The Witch
classified 15Please note: This was screened in March 2016
This exhilaratingly scary debut from writer-director Robert Eggers (which earned him the Best Director award at Sundance) is a gripping historical horror-thriller hybrid about sin, paranoia and unfiltered evil in 17th Century New England that impressively manages to dodge all the horror clichés going.

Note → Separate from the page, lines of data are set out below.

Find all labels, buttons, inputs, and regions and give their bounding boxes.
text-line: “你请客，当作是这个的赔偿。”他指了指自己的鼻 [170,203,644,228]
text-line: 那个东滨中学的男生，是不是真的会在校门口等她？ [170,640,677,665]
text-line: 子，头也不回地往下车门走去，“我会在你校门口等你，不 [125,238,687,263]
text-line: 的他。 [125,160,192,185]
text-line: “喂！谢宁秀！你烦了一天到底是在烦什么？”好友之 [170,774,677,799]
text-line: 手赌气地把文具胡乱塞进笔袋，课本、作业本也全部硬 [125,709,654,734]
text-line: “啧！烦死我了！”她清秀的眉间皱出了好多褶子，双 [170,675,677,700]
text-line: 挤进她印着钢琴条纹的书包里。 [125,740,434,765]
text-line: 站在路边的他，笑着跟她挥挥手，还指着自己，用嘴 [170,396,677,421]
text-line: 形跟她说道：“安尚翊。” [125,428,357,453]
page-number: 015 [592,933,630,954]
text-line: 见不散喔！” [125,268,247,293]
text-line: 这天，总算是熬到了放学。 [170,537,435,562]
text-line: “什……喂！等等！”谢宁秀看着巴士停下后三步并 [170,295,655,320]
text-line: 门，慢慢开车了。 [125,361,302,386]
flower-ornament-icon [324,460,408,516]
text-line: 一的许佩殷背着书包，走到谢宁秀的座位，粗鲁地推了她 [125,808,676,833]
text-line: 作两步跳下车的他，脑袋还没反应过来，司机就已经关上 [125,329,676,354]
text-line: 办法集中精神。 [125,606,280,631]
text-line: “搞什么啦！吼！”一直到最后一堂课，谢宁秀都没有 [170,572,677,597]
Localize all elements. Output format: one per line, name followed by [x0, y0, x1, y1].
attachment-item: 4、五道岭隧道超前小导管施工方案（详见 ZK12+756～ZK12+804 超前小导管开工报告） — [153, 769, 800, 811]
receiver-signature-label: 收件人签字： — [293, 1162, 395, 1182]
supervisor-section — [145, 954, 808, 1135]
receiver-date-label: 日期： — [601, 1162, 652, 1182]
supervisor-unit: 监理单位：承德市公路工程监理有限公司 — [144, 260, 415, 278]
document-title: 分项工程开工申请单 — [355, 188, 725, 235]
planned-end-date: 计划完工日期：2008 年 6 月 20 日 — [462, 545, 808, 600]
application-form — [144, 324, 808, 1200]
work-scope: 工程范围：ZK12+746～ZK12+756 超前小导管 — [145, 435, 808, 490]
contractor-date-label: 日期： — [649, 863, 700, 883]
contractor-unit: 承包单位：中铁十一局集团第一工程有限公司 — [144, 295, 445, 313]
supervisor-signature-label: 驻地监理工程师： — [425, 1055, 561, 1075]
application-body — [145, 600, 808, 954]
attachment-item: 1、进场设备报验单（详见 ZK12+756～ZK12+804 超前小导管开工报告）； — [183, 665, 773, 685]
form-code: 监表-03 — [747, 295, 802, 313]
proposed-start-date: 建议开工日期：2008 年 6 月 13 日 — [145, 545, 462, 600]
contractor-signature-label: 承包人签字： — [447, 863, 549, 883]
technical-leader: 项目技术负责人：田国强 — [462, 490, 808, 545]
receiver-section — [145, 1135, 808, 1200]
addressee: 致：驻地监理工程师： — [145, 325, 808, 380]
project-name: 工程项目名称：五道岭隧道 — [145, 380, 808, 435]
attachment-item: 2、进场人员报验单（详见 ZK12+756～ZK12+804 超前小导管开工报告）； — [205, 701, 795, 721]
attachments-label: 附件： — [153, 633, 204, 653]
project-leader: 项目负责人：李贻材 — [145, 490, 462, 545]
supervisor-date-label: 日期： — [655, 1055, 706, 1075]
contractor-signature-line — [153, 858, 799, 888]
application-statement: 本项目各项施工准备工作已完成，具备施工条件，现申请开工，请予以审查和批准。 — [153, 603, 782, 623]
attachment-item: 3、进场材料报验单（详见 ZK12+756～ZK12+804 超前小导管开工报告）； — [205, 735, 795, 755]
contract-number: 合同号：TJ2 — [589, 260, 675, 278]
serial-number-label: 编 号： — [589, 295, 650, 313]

Set several decades before the infamous Salem witch trials of the 1690s, a Puritanical family (led by parents Ralph Ineson and Kate Dickie) fresh off the boat from England banished from their settlement are forced to make a go of it alone in an isolated area on the outskirts of some truly sinister woods. With the elements taking their toll and food growing scarce, the family are thrown into despair when their newborn baby is snatched while under the care of their oldest child Thomasin (Anya Taylor-Joy, a revelation). Did an evil in the wood take their unbaptised child? As their crops start to die, shadowy beings creep around at night, the family goat starts to produce blood rather than milk, the whole clan begin to turn on one another - leaving them prey to the ancient evil that surrounds them...
This perfectly crafted, historically accurate creepshow (complete with antiquated language) is an astonishing exercise in sustained anxiety - almost Ben Wheatley's Kill List meets Michael Haneke's The White Ribbon. It's one of the most genuinely unnerving horrors in recent years - an entirely singular experience, and certainly one of the best films of the year.